Effective use of resources can greatly enhance the delivery of the school counseling program by maximizing counselors’ time for quality program delivery. This includes the strategic use of resources such as technology, administrative support, staffing beyond the counseling department (e.g., paraprofessionals, interns, parents, and teachers as advisors), and community partners. School counselors are responsible for encouraging and maintaining system support through effective program management, assessment, and collaboration. This would include:
Providing direction, vision, and accountability for the school counseling program and ongoing consultation and collaboration with school administration and staff to foster understanding and support for school counseling initiatives and calendars.
Evaluating student achievement data to ensure that all students gain access to rigorous curricula.
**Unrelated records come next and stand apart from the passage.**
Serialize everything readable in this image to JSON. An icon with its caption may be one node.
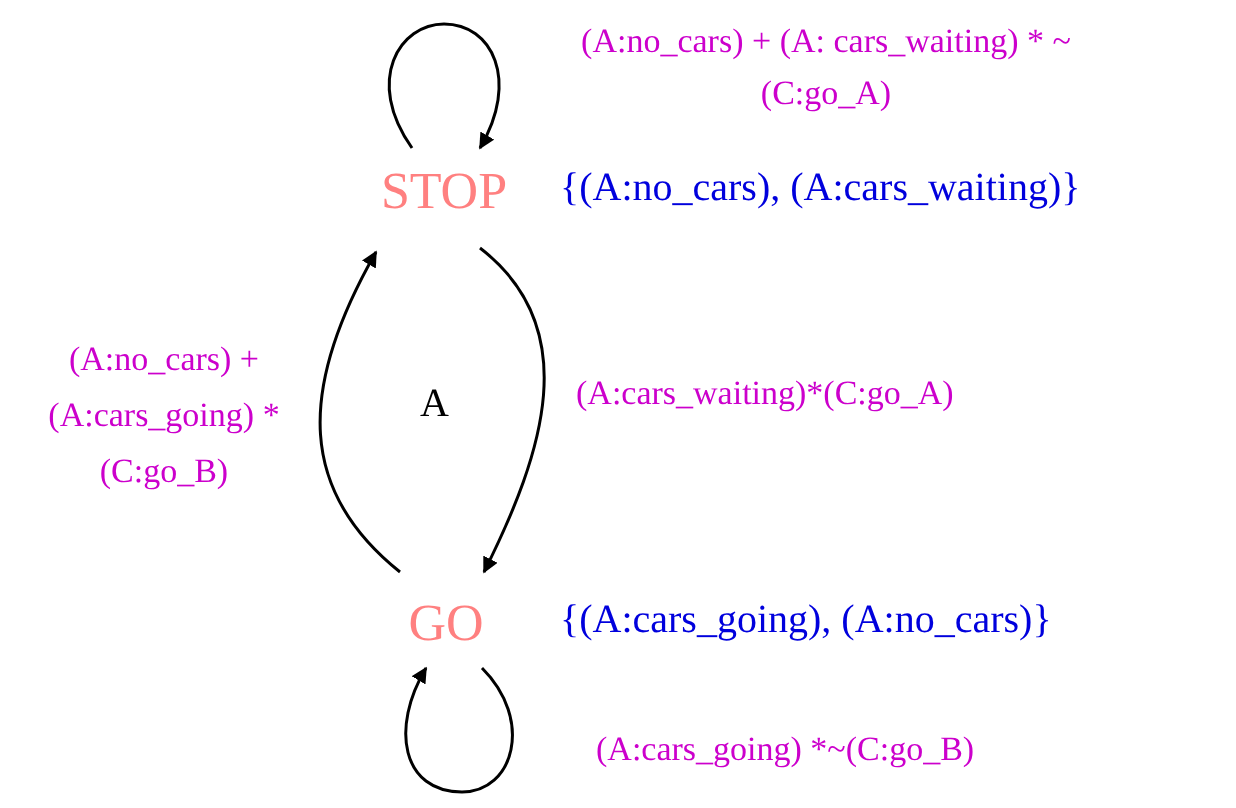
{
  "diagram": {
    "nodes": [
      {
        "text": [
          "STOP"
        ],
        "beside": [
          "{(A:no_cars), (A:cars_waiting)}"
        ]
      },
      {
        "text": [
          "GO"
        ],
        "beside": [
          "{(A:cars_going), (A:no_cars)}"
        ]
      }
    ],
    "edges": [
      {
        "from": 0,
        "to": 0,
        "arrow": "to",
        "label": "(A:no_cars) + (A: cars_waiting) * ~(C:go_A)"
      },
      {
        "from": 0,
        "to": 1,
        "arrow": "to",
        "label": "(A:cars_waiting)*(C:go_A)"
      },
      {
        "from": 1,
        "to": 0,
        "arrow": "to",
        "label": "(A:no_cars) + (A:cars_going) *(C:go_B)"
      },
      {
        "from": 1,
        "to": 1,
        "arrow": "to",
        "label": "(A:cars_going) *~(C:go_B)"
      }
    ],
    "labels": [
      "A"
    ]
  }
}
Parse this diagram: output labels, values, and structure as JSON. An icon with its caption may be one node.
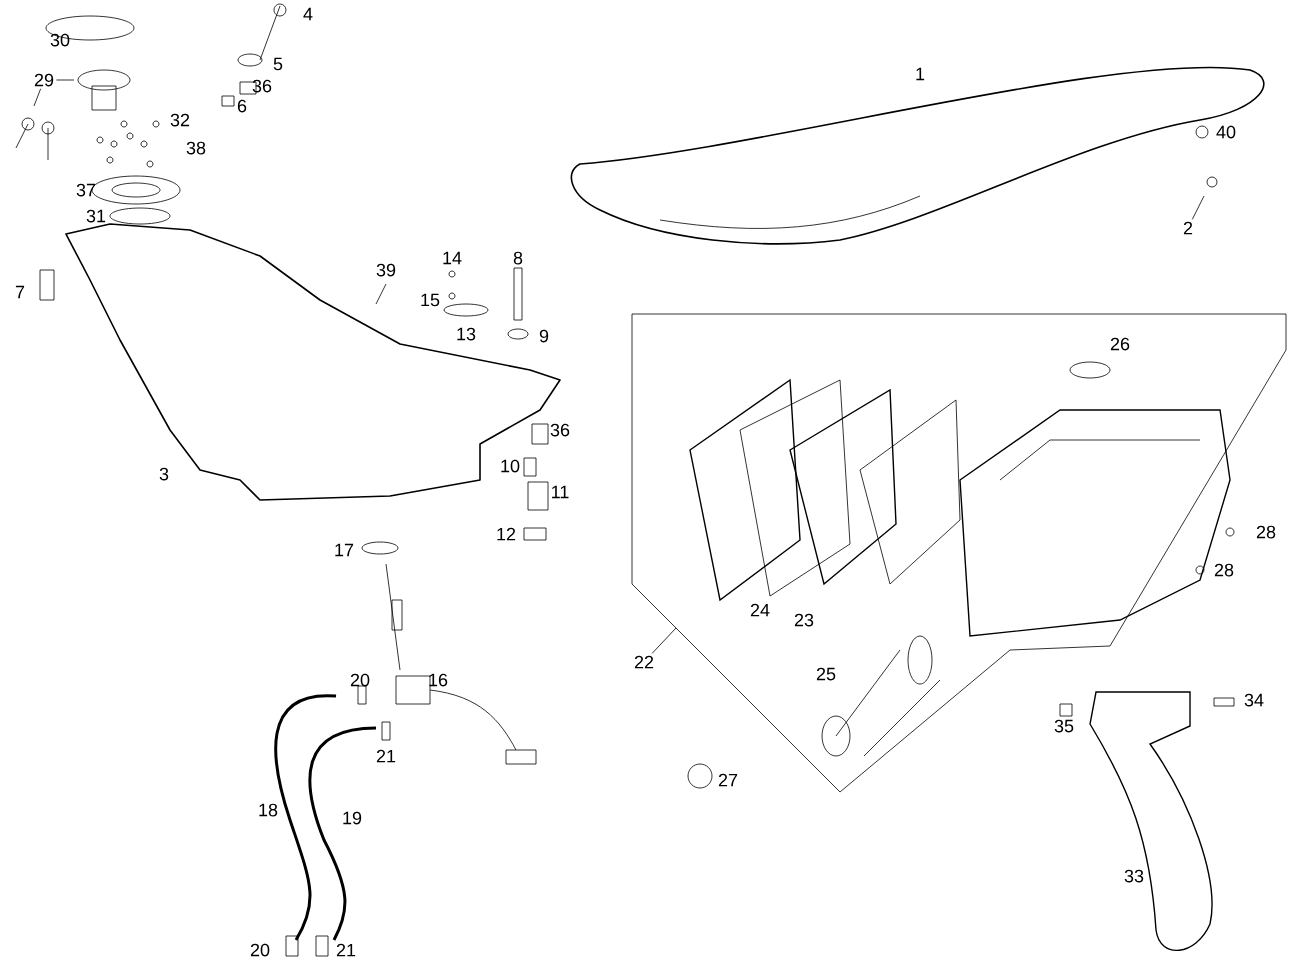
{
  "diagram": {
    "nodes": [
      {
        "text": [
          "29"
        ]
      },
      {
        "text": [
          "22"
        ]
      },
      {
        "text": [
          "2"
        ]
      }
    ],
    "edges": [
      {
        "from": 0,
        "to": null,
        "arrow": "none"
      },
      {
        "from": 0,
        "to": null,
        "arrow": "none"
      },
      {
        "from": 1,
        "to": null,
        "arrow": "none"
      },
      {
        "from": 2,
        "to": null,
        "arrow": "none"
      }
    ],
    "labels": [
      "4",
      "30",
      "1",
      "5",
      "36",
      "6",
      "32",
      "38",
      "40",
      "37",
      "31",
      "39",
      "14",
      "8",
      "7",
      "15",
      "13",
      "9",
      "26",
      "36",
      "3",
      "10",
      "11",
      "28",
      "12",
      "17",
      "28",
      "24",
      "23",
      "25",
      "16",
      "20",
      "35",
      "34",
      "21",
      "27",
      "18",
      "19",
      "33",
      "20",
      "21"
    ]
  }
}
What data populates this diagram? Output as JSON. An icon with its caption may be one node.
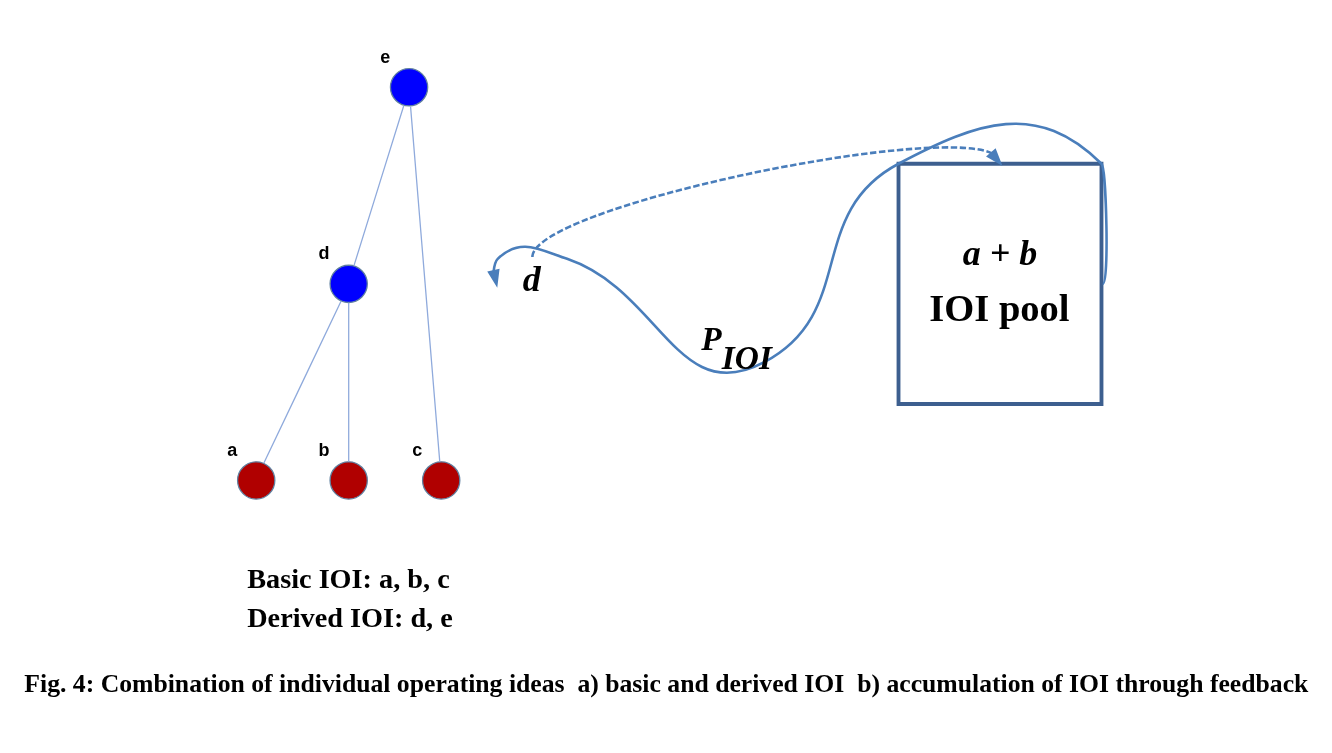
{
  "diagram": {
    "caption": "Fig. 4: Combination of individual operating ideas  a) basic and derived IOI  b) accumulation of IOI through feedback",
    "nodes": [
      {
        "text": [],
        "shape": "circle",
        "beside": [
          "e"
        ]
      },
      {
        "text": [],
        "shape": "circle",
        "beside": [
          "d"
        ]
      },
      {
        "text": [],
        "shape": "circle",
        "beside": [
          "a"
        ]
      },
      {
        "text": [],
        "shape": "circle",
        "beside": [
          "b"
        ]
      },
      {
        "text": [],
        "shape": "circle",
        "beside": [
          "c"
        ]
      },
      {
        "text": [
          "a + b",
          "IOI pool"
        ]
      },
      {
        "text": [
          "d"
        ]
      }
    ],
    "edges": [
      {
        "from": 0,
        "to": 1,
        "arrow": "none"
      },
      {
        "from": 0,
        "to": 4,
        "arrow": "none"
      },
      {
        "from": 1,
        "to": 2,
        "arrow": "none"
      },
      {
        "from": 1,
        "to": 3,
        "arrow": "none"
      },
      {
        "from": 5,
        "to": 6,
        "arrow": "to",
        "label": "P$_{IOI}$"
      },
      {
        "from": 6,
        "to": 5,
        "arrow": "to",
        "style": "dashed"
      }
    ],
    "labels": [
      "Basic IOI: a, b, c",
      "Derived IOI: d, e"
    ]
  }
}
Based on data analysis, counselors may identify gaps in academic, technical, or developmental skill progression and suggest changes in schedules or instructional practice in order to provide additional support for achievement.
Counselors must regularly update their professional knowledge and skills. This may involve participating in or delivering in-service training, attending professional meetings, completing relevant coursework, and contributing to professional publications.
Consultation with Teachers and Other Staff:
Counselors consult with teachers and other staff members regularly to provide information and support to staff and to receive feedback on the emerging needs of students.
Counselors are available to provide ongoing support, education, and information for parents/guardians regarding their children’s personal/social, academic/technical, and career development and to provide another important link between the classroom and the home.
Activities may be designed to help counselors and teachers become knowledgeable of community resources, local and global culture, employment opportunities, and local labor market information. Counselors network with local businesses, industries, and social service agencies on a periodic basis.